The bright spark who lights up Hong Kong
A head for heights and a creative visual flair have kept decoration designer Terence Wong in demand every Christmas and Lunar New Year for decades
The men who lit up Hong Kong’s signature festive nightscape share a common enemy.
“We don’t compete with others,” said Terence Wong Kim-shan, who designed more than half the city’s temporary illuminations for the holiday season. “We compete with time. Time is our biggest enemy.”
Earlier this month his men had to replace all the merry Santa Clauses and rainbow snowflakes with blooming peonies and Chinese greetings on glass buildings lining the two sides of Victoria Harbour for a new round of displays starting last Monday.
From dismantling to reinstallation, Wong had 13 days.
The kaleidoscope of colourful light bulbs is the first signal of the Year of the Rooster, whose early arrival on January 28 has left Wong with little time to ensure the lights are up in time.
But Wong noted that only a few clients ordered roosters on their walls.
“Some zodiac animals are less popular,” he said in a small office stacked with boxes of bulbs and tubes. “Unlike dragons, horses and monkeys.”
Wong has dressed up Hong Kong for more than 30 winters for its two biggest festivals of the year with dazzling illuminations which have for decades defined the city’s party scene.
“It’s unique to Hong Kong because people elsewhere don’t know how to do it yet,” he said.
But Wong, 57, did not hesitate to share his secrets. With a pencil, he started drawing sketches on the back of his photographed designs.
“How did I make a Santa Claus look like a Santa Claus, how did I make a horse run? The principles are actually not complicated,” he muttered.

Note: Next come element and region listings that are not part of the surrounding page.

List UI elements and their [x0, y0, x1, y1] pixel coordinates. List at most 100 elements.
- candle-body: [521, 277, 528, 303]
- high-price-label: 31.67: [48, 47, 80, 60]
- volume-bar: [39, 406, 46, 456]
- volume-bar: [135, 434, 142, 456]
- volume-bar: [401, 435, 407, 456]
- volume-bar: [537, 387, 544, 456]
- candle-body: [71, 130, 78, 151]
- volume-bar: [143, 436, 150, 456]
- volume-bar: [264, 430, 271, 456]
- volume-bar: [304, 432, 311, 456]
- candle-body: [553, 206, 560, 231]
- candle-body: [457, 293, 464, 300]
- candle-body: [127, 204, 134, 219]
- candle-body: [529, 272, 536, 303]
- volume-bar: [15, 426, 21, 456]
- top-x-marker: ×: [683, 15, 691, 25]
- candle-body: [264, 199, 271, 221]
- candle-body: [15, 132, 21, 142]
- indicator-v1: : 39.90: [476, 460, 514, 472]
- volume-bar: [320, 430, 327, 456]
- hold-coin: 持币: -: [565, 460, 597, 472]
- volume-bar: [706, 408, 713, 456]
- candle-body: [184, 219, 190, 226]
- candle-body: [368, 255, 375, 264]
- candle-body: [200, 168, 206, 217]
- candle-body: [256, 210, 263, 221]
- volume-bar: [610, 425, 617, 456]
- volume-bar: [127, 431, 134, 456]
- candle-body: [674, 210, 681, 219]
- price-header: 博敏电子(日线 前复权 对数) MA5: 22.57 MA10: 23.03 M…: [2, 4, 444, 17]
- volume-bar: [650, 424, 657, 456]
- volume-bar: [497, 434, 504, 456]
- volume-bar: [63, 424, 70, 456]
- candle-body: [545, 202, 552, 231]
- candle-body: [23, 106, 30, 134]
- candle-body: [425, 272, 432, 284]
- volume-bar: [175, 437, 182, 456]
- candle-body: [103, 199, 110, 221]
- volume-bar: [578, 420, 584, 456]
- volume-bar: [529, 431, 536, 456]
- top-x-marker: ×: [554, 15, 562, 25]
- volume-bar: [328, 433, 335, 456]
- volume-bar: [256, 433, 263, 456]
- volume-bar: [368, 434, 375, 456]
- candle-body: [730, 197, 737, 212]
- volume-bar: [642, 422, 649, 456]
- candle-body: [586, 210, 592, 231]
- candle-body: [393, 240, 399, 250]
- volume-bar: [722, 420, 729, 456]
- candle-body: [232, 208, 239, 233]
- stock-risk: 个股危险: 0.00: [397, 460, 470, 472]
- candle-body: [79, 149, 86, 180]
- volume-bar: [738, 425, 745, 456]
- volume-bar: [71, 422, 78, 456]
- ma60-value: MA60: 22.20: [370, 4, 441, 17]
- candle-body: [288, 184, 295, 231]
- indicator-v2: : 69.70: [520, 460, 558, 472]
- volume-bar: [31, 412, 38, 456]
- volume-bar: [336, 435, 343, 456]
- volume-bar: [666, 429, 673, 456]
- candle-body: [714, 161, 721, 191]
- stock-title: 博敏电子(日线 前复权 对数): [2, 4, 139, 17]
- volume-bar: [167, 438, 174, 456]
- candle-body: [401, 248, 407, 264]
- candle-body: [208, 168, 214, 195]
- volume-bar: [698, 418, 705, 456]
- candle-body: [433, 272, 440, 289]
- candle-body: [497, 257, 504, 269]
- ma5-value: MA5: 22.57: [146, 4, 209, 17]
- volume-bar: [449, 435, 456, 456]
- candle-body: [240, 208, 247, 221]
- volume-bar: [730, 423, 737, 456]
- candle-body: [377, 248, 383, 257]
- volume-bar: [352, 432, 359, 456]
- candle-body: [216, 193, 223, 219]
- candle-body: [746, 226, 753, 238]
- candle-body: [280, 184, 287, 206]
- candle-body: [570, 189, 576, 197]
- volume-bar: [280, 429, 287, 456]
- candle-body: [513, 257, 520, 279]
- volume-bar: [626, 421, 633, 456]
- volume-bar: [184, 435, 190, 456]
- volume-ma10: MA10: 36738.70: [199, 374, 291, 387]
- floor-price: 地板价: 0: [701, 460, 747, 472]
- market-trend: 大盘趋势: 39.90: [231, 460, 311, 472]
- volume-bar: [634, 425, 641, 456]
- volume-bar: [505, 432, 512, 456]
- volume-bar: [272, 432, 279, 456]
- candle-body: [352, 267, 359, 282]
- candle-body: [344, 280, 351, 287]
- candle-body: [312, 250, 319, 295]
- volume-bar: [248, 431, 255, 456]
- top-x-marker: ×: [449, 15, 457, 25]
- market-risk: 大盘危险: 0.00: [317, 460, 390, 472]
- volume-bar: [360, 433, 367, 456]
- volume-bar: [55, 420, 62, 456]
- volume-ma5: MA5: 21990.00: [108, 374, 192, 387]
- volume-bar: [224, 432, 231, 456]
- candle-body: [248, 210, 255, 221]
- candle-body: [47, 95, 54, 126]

His 38-year career began with fixing Panasonic rice cookers at his brother’s electronics shop while he was still at school. By chance a friend brought him into the stage lighting industry – until one day in the early 1980s when a property developer of Tsim Sha Tsui East asked if he could decorate the buildings to bring people into the newly developed district.
From there he broadened his scope and borrowed principles from stage lighting to create massive, temporary installations on outer walls.
The job requires Wong to first observe the building and its geographical environment to come up with possible designs before they are put to the test and tabled to clients for tender bidding. Once approved, his men lay a grid of wires firmly secured onto the glass panels, and affix the light bulbs or set pieces – assembled in his factory in mainland China – according to designs magnified in scale.
“Then you look after it because you’ll have to go down on a gondola to fix it immediately whenever the light bulbs burn out,” he said. “So you can’t be afraid of heights to start with.”
Preparations begin as early as April as Wong takes time to come up with designs, tabling at least two proposals per bid and drawing two designs for each festival per proposal.
He once drew more than 160 drafts for one building in Tsim Sha Tsui East.
“It’s a tough job to be innovative,” he explained. “We try not to repeat, but there are only so many elements to a Christmas.”
Over the years, his work has evolved from outlining buildings to creating shapes and introducing animations, while his fuse light bulbs – some he hand-painted – are gradually replaced by LEDs, with the promise of more colours to come.
“Thousands of light bulbs compete for splendour in one building – very beautiful,” he said. “People used to book hotel rooms in advance just to see the lights.”
The challenge in design also lies in the finer details – Wong said eyeballs were the hardest to depict in scale without coming out as a large foggy spot.
“The lights are only made up of simple lines. If they’re aligned too closely, you can’t see [the design].”
This winter his signature work can be seen in Canton Road, the Admiralty Centre, Sino Plaza, Sun Hung Kai Centre, and a cluster of buildings in Tsim Sha Tsui East that includes Wing On Plaza and the Shangri-La Hotel, among others.
He has been monitoring the weather reports daily in case of bad weather such as low temperatures or rainstorms, which can disrupt work schedules that are very tight in the first place.
“Hong Kong used to be very cold,” he recalled. “Your fingers would stiffen after [the installations], you couldn’t even clench your fist, and your hand would swell from uncoiling the wires.”
But one downpour in 1997 left him with great joy as he animatedly recounted how his display of dolphins jumping over Victoria Harbour joined the grand nightscape in celebrating Hong Kong’s return to Chinese rule on July 1.
“It was a painful experience to create that illumination because there was heavy rain and we had to camp on top of the building. But that display shone very bright, it was very impressive because we used almost 100,000 light bulbs. The whole world was watching.”
His satisfaction also comes from trying something new every year. “There are many patterns, many designs, many dreams you can bring to life ... and many will see them,” he said.
But with new trials come new mistakes. This year Wong had to redo his displays because his light bulbs switched off intermittently due to a poor connection in the wiring.
“There is something new every year,” he laughed. “Next year, I will remember that.”